How to Install and Run DeepSeek R1 Locally With Ollama



What is DeepSeek R1?

DeepSeek R1 is a state-of-the-art language model optimized for tasks like text generation, summarization, and question-answering. It’s lightweight yet powerful, making it an excellent choice for developers and researchers who want to experiment with AI without relying on cloud-based APIs.

What is Ollama?

Ollama is a user-friendly platform that simplifies the process of downloading, managing, and running AI models locally. It supports a wide range of models, including DeepSeek R1, and provides an intuitive interface for interacting with them. Whether you’re a beginner or an experienced developer, Ollama makes it easy to get started with AI models.

Prerequisites

A compatible machine: DeepSeek R1 requires a decent amount of computational power. A machine with a modern CPU (or GPU for faster performance) and at least 16GB of RAM is recommended.

Python installed: Ensure you have Python 3.8 or later installed on your system.

Enough storage space: DeepSeek R1 is a large model, so ensure you have sufficient disk space (at least 10GB free).

Nvidia GPU with 16GB+ VRAM，CUDA 11.x or 12.x.

How to Install and Run DeepSeek R1 with Ollama?

Ollama simplifies running LLMs locally by handling model downloads, quantization, and execution seamlessly. Note that the exact process may vary depending on the specific DeepSeek R1 model you are using.

Step 1 - Install Ollama

Visit the official Ollama GitHub repository: https://github.com/ollama/ollama. Download the latest release for your operating system (Windows, macOS, or Linux). Follow the installation instructions provided in the repository.

For example, on Ubuntu 22.04, install with one command:

curl -fsSL https://ollama.com/install.sh | sh

Once installed, verify that Ollama is working by running the following command in your terminal:

ollama --version
ollama version is 0.5.7

This should display the installed version of Ollama.

Step 2 - Download DeepSeek R1

With Ollama installed, the next step is to download the DeepSeek R1 model. Ollama makes this process straightforward. Open your terminal or command prompt. Run the following command to download DeepSeek R1:

ollama pull deepseek-r1

This command will fetch the DeepSeek R1 model and store it locally on your machine. Depending on your internet speed, this may take a few minutes.

Note: You can run deepseek-r1 1.5b,7b,8b and 14b on our GPU VPS - A4000, run deepseek-r1 32b on GPU dedicated server - A5000, and run deepseek-r1 70b on GPU dedicated server - A6000.

Step 3 - Run DeepSeek R1 Locally

Once the model is downloaded, you can start using it. Ollama provides a simple interface to interact with the model. Run the following command to start DeepSeek R1:

ollama run deepseek-r1

You’ll be greeted with a prompt where you can input text and receive responses from the model.
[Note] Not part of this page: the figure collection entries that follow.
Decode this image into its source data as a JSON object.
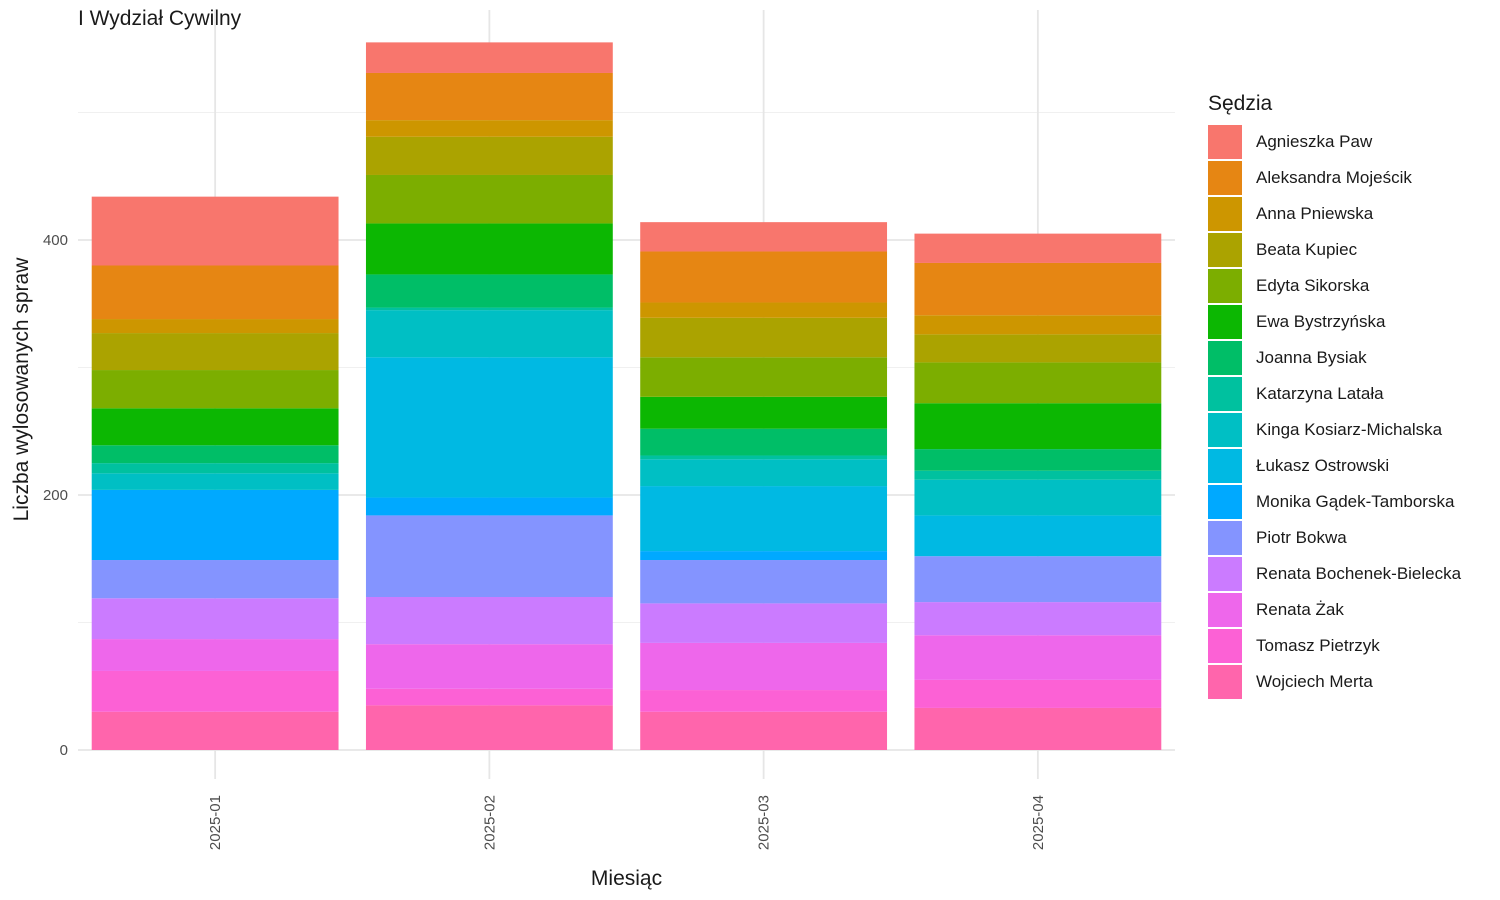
{
  "chart_data": {
    "type": "bar",
    "stacked": true,
    "title": "I Wydział Cywilny",
    "xlabel": "Miesiąc",
    "ylabel": "Liczba wylosowanych spraw",
    "ylim": [
      0,
      580
    ],
    "yticks": [
      0,
      200,
      400
    ],
    "grid": true,
    "legend_title": "Sędzia",
    "legend_position": "right",
    "categories": [
      "2025-01",
      "2025-02",
      "2025-03",
      "2025-04"
    ],
    "series": [
      {
        "name": "Wojciech Merta",
        "color": "#FF65AC",
        "values": [
          30,
          35,
          30,
          33
        ]
      },
      {
        "name": "Tomasz Pietrzyk",
        "color": "#FC61D5",
        "values": [
          32,
          13,
          17,
          22
        ]
      },
      {
        "name": "Renata Żak",
        "color": "#EE67EB",
        "values": [
          25,
          35,
          37,
          35
        ]
      },
      {
        "name": "Renata Bochenek-Bielecka",
        "color": "#CB7BFF",
        "values": [
          32,
          37,
          31,
          26
        ]
      },
      {
        "name": "Piotr Bokwa",
        "color": "#8494FF",
        "values": [
          30,
          64,
          34,
          36
        ]
      },
      {
        "name": "Monika Gądek-Tamborska",
        "color": "#00A9FF",
        "values": [
          55,
          14,
          7,
          0
        ]
      },
      {
        "name": "Łukasz Ostrowski",
        "color": "#00B9E3",
        "values": [
          0,
          110,
          51,
          32
        ]
      },
      {
        "name": "Kinga Kosiarz-Michalska",
        "color": "#00BFC4",
        "values": [
          13,
          37,
          21,
          28
        ]
      },
      {
        "name": "Katarzyna Latała",
        "color": "#00C19F",
        "values": [
          8,
          2,
          3,
          7
        ]
      },
      {
        "name": "Joanna Bysiak",
        "color": "#00BE67",
        "values": [
          14,
          26,
          21,
          17
        ]
      },
      {
        "name": "Ewa Bystrzyńska",
        "color": "#0CB702",
        "values": [
          29,
          40,
          25,
          36
        ]
      },
      {
        "name": "Edyta Sikorska",
        "color": "#7CAE00",
        "values": [
          30,
          38,
          31,
          32
        ]
      },
      {
        "name": "Beata Kupiec",
        "color": "#ABA300",
        "values": [
          29,
          30,
          31,
          22
        ]
      },
      {
        "name": "Anna Pniewska",
        "color": "#CD9600",
        "values": [
          11,
          13,
          12,
          15
        ]
      },
      {
        "name": "Aleksandra Mojeścik",
        "color": "#E68613",
        "values": [
          42,
          37,
          40,
          41
        ]
      },
      {
        "name": "Agnieszka Paw",
        "color": "#F8766D",
        "values": [
          54,
          24,
          23,
          23
        ]
      }
    ]
  }
}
For example:

User: What is the capital of France?
DeepSeek R1: The capital of France is Paris.

Experiment with different prompts to explore the capabilities of DeepSeek R1.

To run DeepSeek-R1 continuously and serve it via an API, start the Ollama server:

ollama serve

This will make the model available for integration with other applications.

How to Use DeepSeek R1 with Ollama?

1. Running inference via CLI

Once the model is downloaded, you can interact with DeepSeek-R1 directly in the terminal.

ollama run deepseek-r1:Xb

2. Accessing DeepSeek-R1 via API

To integrate DeepSeek-R1 into applications, use the Ollama API using curl:

curl http://localhost:11434/api/chat -d '{
  "model": "deepseek-r1",
  "messages": [{ "role": "user", "content": "Solve: 25 * 25" }],
  "stream": false
}'

3. Accessing DeepSeek-R1 via Python

Ollama allows you to integrate DeepSeek R1 into your own applications. Here’s a simple example using Python. Install the Ollama Python client:

pip install ollama

Use the following code snippet to interact with DeepSeek R1 programmatically.

import ollama

response = ollama.generate(model='deepseek-r1', prompt='Explain quantum computing in simple terms.')
print(response['response'])

This script sends a prompt to DeepSeek R1 and prints the generated response. Also, you can use the ollama.chat() function, it takes the model name and a user prompt, processing it as a conversational exchange.

import ollama
response = ollama.chat(
    model="deepseek-r1",
    messages=[
        {"role": "user", "content": "Explain Newton's second law of motion"},
    ],
)
print(response["message"]["content"])

Conclusion

Running DeepSeek R1 locally with Ollama is a powerful way to harness the capabilities of AI without relying on external services. By following the steps outlined in this blog, you can easily install, run, and integrate DeepSeek R1 into your projects. Whether you’re a developer, researcher, or AI enthusiast, this setup provides a flexible and efficient way to experiment with cutting-edge language models. So, what are you waiting for? Dive into the world of local AI with DeepSeek R1 and Ollama today!